Indigestion de Tom Cruise
Il y a deux semaines et deux jours, quand j’ai retrouvé mon chez moi après vingt jours d’hôpital, j’ai naturellement allumé la télé pour voir Quotidien, l’émission de Barthès. Pas de chance, nous étions en plein dans la période Tom Cruise. Non seulement il y avait eu une avant-première la veille, bourrée d’extraits de séquences déjà vues durant les semaines précédentes (Cruise faisant une cascade, Cruise évoluant à moto, Cruise mangeant son déjeuner debout dans la rue, et autres faits hautement intéressants), mais les trois émissions suivantes ne parlaient guère que de lui, puisque la vedette avait daigné venir se faire interviewer par Barthès, en direct et sous les hurlements de spectateurs en délire.
Il faut dire que c’était justifié, ce délire : il est tellement « sympa », ce Tom ! Sourire aussi inoxydable et ineffaçable que celui de Najat Vallaud Belkacem ; approbations faussement modestes à tous les éloges que Barthès, sans trop de subtilité, lui balançait ; revisionnage de sa première scène au cinéma, en short, à dix-huit ans ; assurance qu’il n’était jamais doublé dans ses cascades (tu parles ! Ce gars n’a jamais vu Jean Marais dans L’aigle à deux têtes, et Jeannot faisait ça tous les soirs au théâtre) ; et autres répliques apprises par cœur sous la férule de ses agents de communication.
Or jamais, vous m’entendez, JAMAIS, ni Cruise ni Barthès n’ont prononcé les mots Scientologie et Nicole Kidman. Et si cela vous a échappé, c’est que, soit vous êtes maladivement distrait, soit vous débarquez de la planète Mars, après un séjour de quarante ans au moins.
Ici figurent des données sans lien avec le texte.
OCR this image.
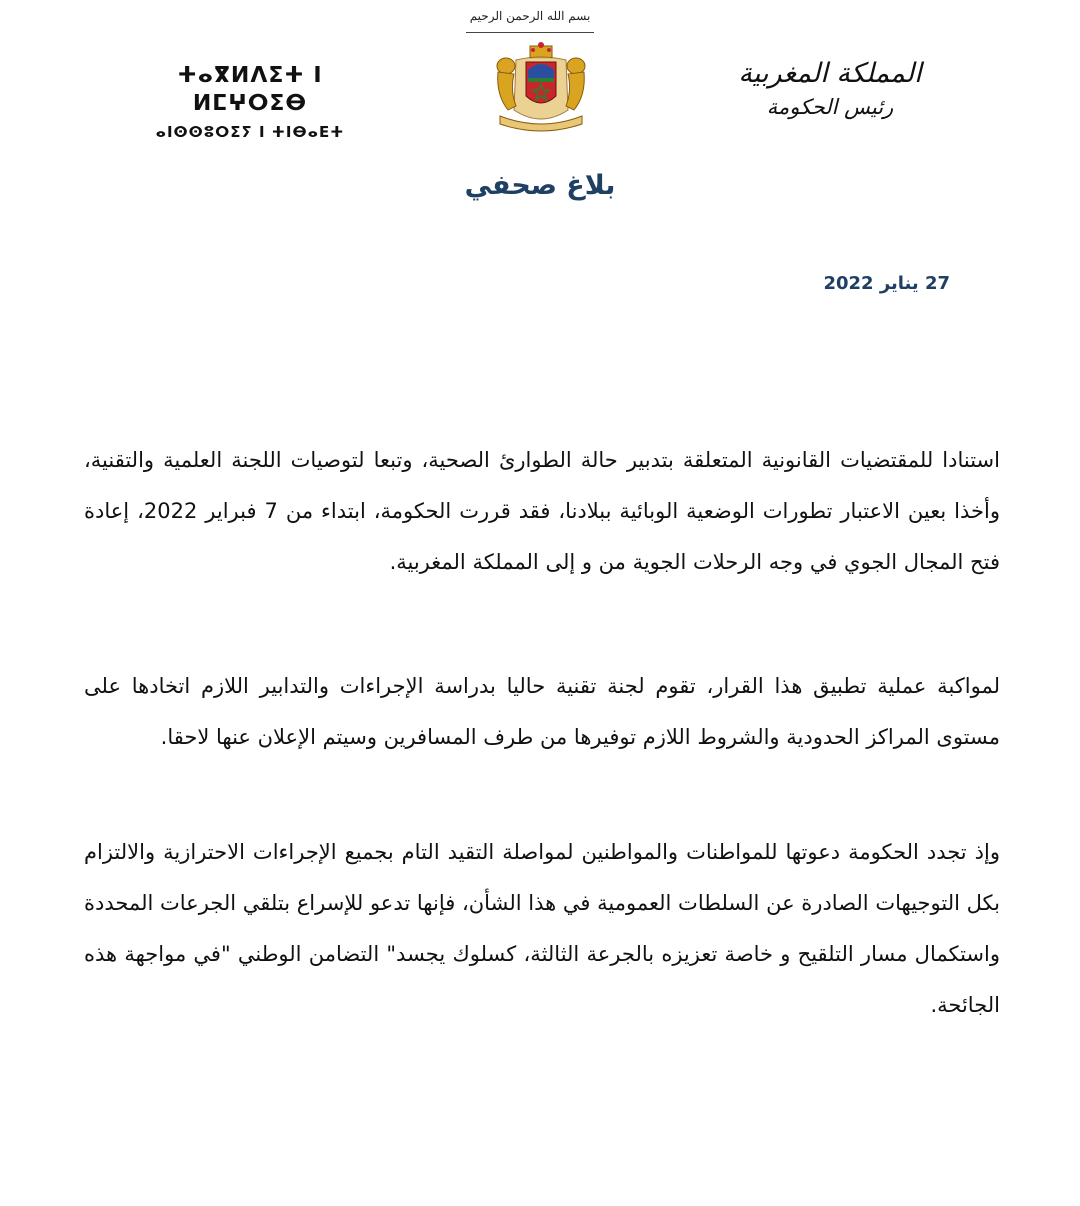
بسم الله الرحمن الرحيم
ⵜⴰⴳⵍⴷⵉⵜ ⵏ ⵍⵎⵖⵔⵉⴱ
ⴰⵏⵙⵙⵓⵔⵉⵢ ⵏ ⵜⵏⴱⴰⴹⵜ
المملكة المغربية
رئيس الحكومة
بلاغ صحفي
27 يناير 2022

استنادا للمقتضيات القانونية المتعلقة بتدبير حالة الطوارئ الصحية، وتبعا لتوصيات اللجنة العلمية والتقنية، وأخذا بعين الاعتبار تطورات الوضعية الوبائية ببلادنا، فقد قررت الحكومة، ابتداء من 7 فبراير 2022، إعادة فتح المجال الجوي في وجه الرحلات الجوية من و إلى المملكة المغربية.

لمواكبة عملية تطبيق هذا القرار، تقوم لجنة تقنية حاليا بدراسة الإجراءات والتدابير اللازم اتخادها على مستوى المراكز الحدودية والشروط اللازم توفيرها من طرف المسافرين وسيتم الإعلان عنها لاحقا.

وإذ تجدد الحكومة دعوتها للمواطنات والمواطنين لمواصلة التقيد التام بجميع الإجراءات الاحترازية والالتزام بكل التوجيهات الصادرة عن السلطات العمومية في هذا الشأن، فإنها تدعو للإسراع بتلقي الجرعات المحددة واستكمال مسار التلقيح و خاصة تعزيزه بالجرعة الثالثة، كسلوك يجسد" التضامن الوطني "في مواجهة هذه الجائحة.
Donc, j’explique.
Il est évident que, pour obtenir la venue de Cruise sur son plateau, Barthès a dû accepter quelques conditions sine qua non posées par les communicants de la vedette. D’abord, le flatter, uniquement, attendu que le vrai Cruise, connu pour sa bêtise abyssale, ne saurait répondre à aucune question sur un sujet qui ne serait pas lui-même. Pas question, surtout, d’évoquer le fait que Cruise avait atteint le grade d’OT8 (Operating Thetan Level 8), le plus élevé dans la hiérarchie de la secte d’escrocs créée par Lafayette Ron Hubbard, dont il fait sans cesse, mais ailleurs, la publicité – je la connais, j’ai eu affaire à ces malfrats. En outre, on sait peu que Nicole Kidman, qui a été mariée à Cruise (ils ont tourné ensemble Eyes wide shut, l’abominable navet de Stanley Kubrick), a divorcé parce qu’elle en avait par-dessus la tête que son cher époux ne lui parle que de la Scientologie. Douloureux souvenir...
On n’a pas non plus entendu évoquer la générosité de Cruise, car, même au microscope électronique, on n’en décèle aucune trace. Des acteurs et chanteurs généreux, à Hollywood, on en trouve à la pelle, et je vous en parlerai un autre jour, ce qui risque de vous surprendre un peu. Mais vous constaterez que son nom à lui n’est jamais évoqué.